Stu retired as a Lieutenant Colonel at the end of 1963.  At that time, he was Chief of the Security Branch, Intelligence Division, U.S. Army Europe in Heidelberg, Germany.  He was then employed as a civilian counterintelligence officer for the U.S. Army from March 1964 to June 1981, when he completely retired and returned to his home in Novato, California, where he golfed, was active in veterans’ affairs, and worked on his small farm and orchard.  He delighted in giving his produce to family, friends, and neighbors.

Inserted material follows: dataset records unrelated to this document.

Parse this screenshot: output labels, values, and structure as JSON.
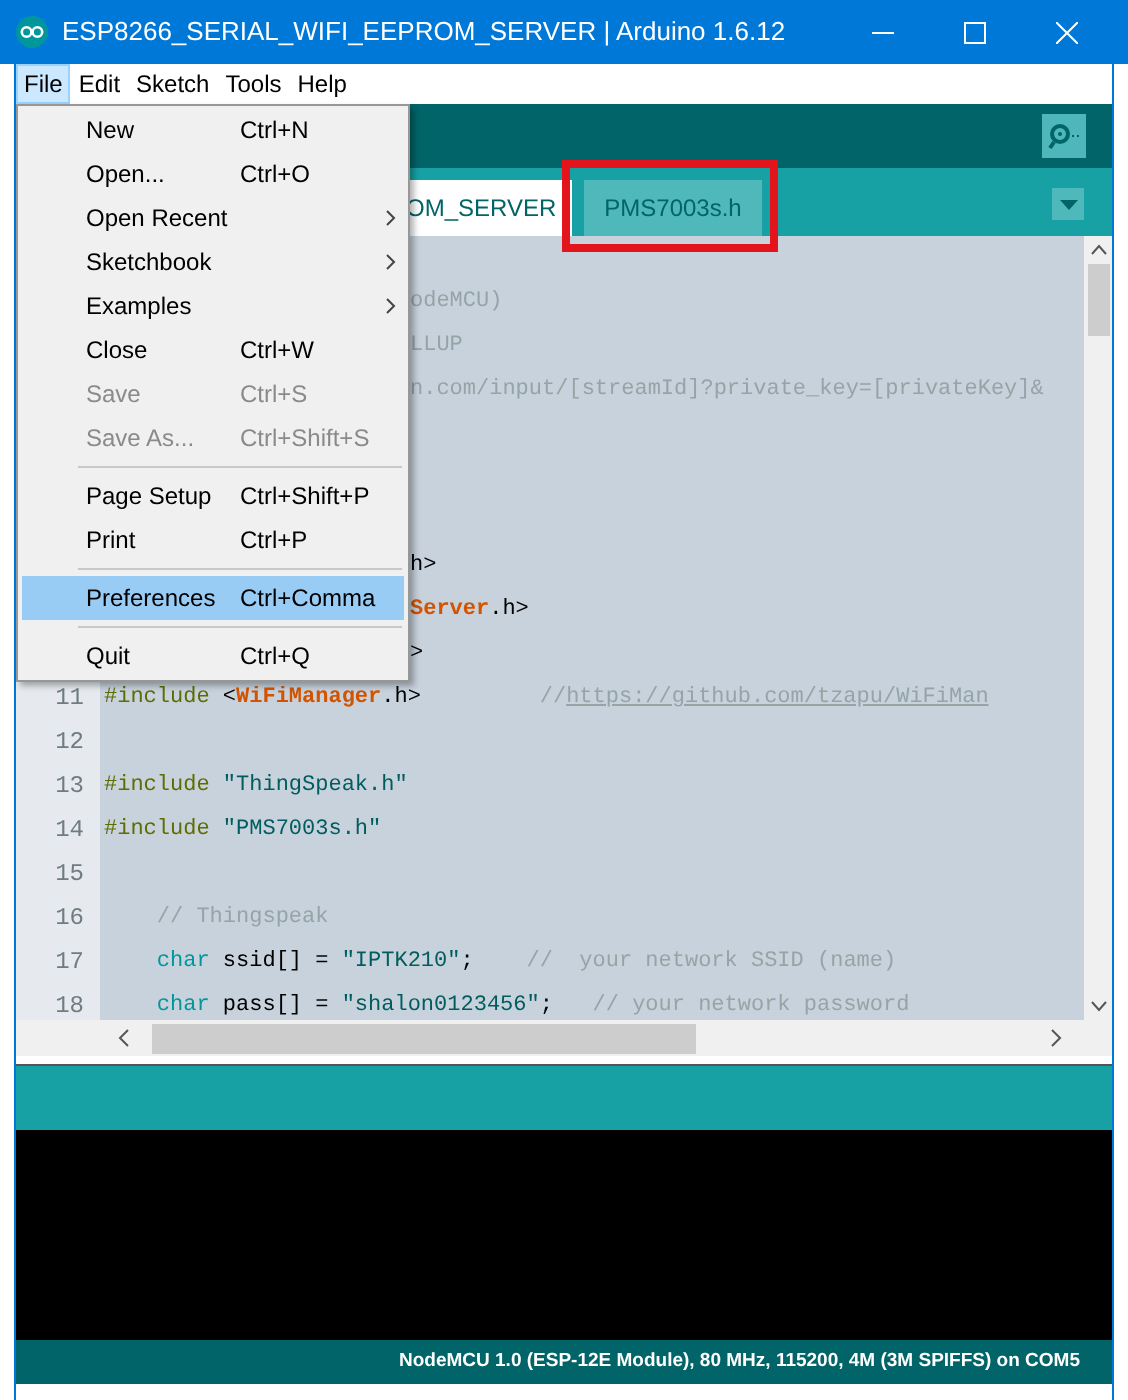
{
  "window": {
    "title": "ESP8266_SERIAL_WIFI_EEPROM_SERVER | Arduino 1.6.12"
  },
  "menu_bar": [
    {
      "label": "File",
      "selected": true
    },
    {
      "label": "Edit",
      "selected": false
    },
    {
      "label": "Sketch",
      "selected": false
    },
    {
      "label": "Tools",
      "selected": false
    },
    {
      "label": "Help",
      "selected": false
    }
  ],
  "file_menu": [
    {
      "kind": "item",
      "label": "New",
      "shortcut": "Ctrl+N",
      "disabled": false,
      "selected": false
    },
    {
      "kind": "item",
      "label": "Open...",
      "shortcut": "Ctrl+O",
      "disabled": false,
      "selected": false
    },
    {
      "kind": "submenu",
      "label": "Open Recent",
      "disabled": false,
      "selected": false
    },
    {
      "kind": "submenu",
      "label": "Sketchbook",
      "disabled": false,
      "selected": false
    },
    {
      "kind": "submenu",
      "label": "Examples",
      "disabled": false,
      "selected": false
    },
    {
      "kind": "item",
      "label": "Close",
      "shortcut": "Ctrl+W",
      "disabled": false,
      "selected": false
    },
    {
      "kind": "item",
      "label": "Save",
      "shortcut": "Ctrl+S",
      "disabled": true,
      "selected": false
    },
    {
      "kind": "item",
      "label": "Save As...",
      "shortcut": "Ctrl+Shift+S",
      "disabled": true,
      "selected": false
    },
    {
      "kind": "separator"
    },
    {
      "kind": "item",
      "label": "Page Setup",
      "shortcut": "Ctrl+Shift+P",
      "disabled": false,
      "selected": false
    },
    {
      "kind": "item",
      "label": "Print",
      "shortcut": "Ctrl+P",
      "disabled": false,
      "selected": false
    },
    {
      "kind": "separator"
    },
    {
      "kind": "item",
      "label": "Preferences",
      "shortcut": "Ctrl+Comma",
      "disabled": false,
      "selected": true
    },
    {
      "kind": "separator"
    },
    {
      "kind": "item",
      "label": "Quit",
      "shortcut": "Ctrl+Q",
      "disabled": false,
      "selected": false
    }
  ],
  "tabs": [
    {
      "label": "OM_SERVER",
      "selected": true
    },
    {
      "label": "PMS7003s.h",
      "selected": false
    }
  ],
  "editor": {
    "lines": [
      {
        "kind": "blank"
      },
      {
        "cut": true,
        "tokens": [
          {
            "kind": "comment",
            "text": "odeMCU)"
          }
        ]
      },
      {
        "cut": true,
        "tokens": [
          {
            "kind": "comment",
            "text": "LLUP"
          }
        ]
      },
      {
        "cut": true,
        "tokens": [
          {
            "kind": "comment",
            "text": "n.com/input/[streamId]?private_key=[privateKey]&"
          }
        ]
      },
      {
        "kind": "blank"
      },
      {
        "kind": "blank"
      },
      {
        "kind": "blank"
      },
      {
        "cut": true,
        "tokens": [
          {
            "kind": "plain",
            "text": "h>"
          }
        ]
      },
      {
        "cut": true,
        "tokens": [
          {
            "kind": "library",
            "text": "Server"
          },
          {
            "kind": "plain",
            "text": ".h>"
          }
        ]
      },
      {
        "cut": true,
        "tokens": [
          {
            "kind": "plain",
            "text": ">"
          }
        ]
      },
      {
        "number": "11",
        "tokens": [
          {
            "kind": "keyword",
            "text": "#include"
          },
          {
            "kind": "plain",
            "text": " <"
          },
          {
            "kind": "library",
            "text": "WiFiManager"
          },
          {
            "kind": "plain",
            "text": ".h>         "
          },
          {
            "kind": "comment",
            "text": "//"
          },
          {
            "kind": "link",
            "text": "https://github.com/tzapu/WiFiMan"
          }
        ]
      },
      {
        "number": "12"
      },
      {
        "number": "13",
        "tokens": [
          {
            "kind": "keyword",
            "text": "#include "
          },
          {
            "kind": "string",
            "text": "\"ThingSpeak.h\""
          }
        ]
      },
      {
        "number": "14",
        "tokens": [
          {
            "kind": "keyword",
            "text": "#include "
          },
          {
            "kind": "string",
            "text": "\"PMS7003s.h\""
          }
        ]
      },
      {
        "number": "15"
      },
      {
        "number": "16",
        "tokens": [
          {
            "kind": "comment",
            "text": "    // Thingspeak"
          }
        ]
      },
      {
        "number": "17",
        "tokens": [
          {
            "kind": "type",
            "text": "    char"
          },
          {
            "kind": "plain",
            "text": " ssid[] = "
          },
          {
            "kind": "string",
            "text": "\"IPTK210\""
          },
          {
            "kind": "plain",
            "text": ";    "
          },
          {
            "kind": "comment",
            "text": "//  your network SSID (name)"
          }
        ]
      },
      {
        "number": "18",
        "tokens": [
          {
            "kind": "type",
            "text": "    char"
          },
          {
            "kind": "plain",
            "text": " pass[] = "
          },
          {
            "kind": "string",
            "text": "\"shalon0123456\""
          },
          {
            "kind": "plain",
            "text": ";   "
          },
          {
            "kind": "comment",
            "text": "// your network password"
          }
        ]
      }
    ]
  },
  "status_bar": {
    "text": "NodeMCU 1.0 (ESP-12E Module), 80 MHz, 115200, 4M (3M SPIFFS) on COM5"
  }
}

Stu received many awards and decorations, including the Legion of Merit, the Bronze Star with Oak Leaf Cluster, the Meritorious Service Medal, the Army Commendation Medal, the Combat Infantry Badge, the Purple Heart, and the Army General Staff Identification Badge.

From August 1944 until September 1986, when she passed, Stu was married to Rosemary Kayama of Seattle, Washington. They had five children.  From 1988 until November 2006, when she passed, he was married to Mieko Kabutan of Honolulu.  She had five children from her previous marriage. They lived both in Novato and Honolulu.

After taking up full-time residence in Honolulu, Stu became more active in veterans’ affairs, especially as a member of Club 100, now the 100th Infantry Battalion Veterans organization.  Stu, an excellent golfer, participated in and placed in or won many tournaments.  He and Mieko travelled extensively and attended numerous reunion functions, both in Hawaii and on the mainland.

In 2011, Stu moved to the Kahala Nui Retirement Community in Honolulu where he has lived for the last five years.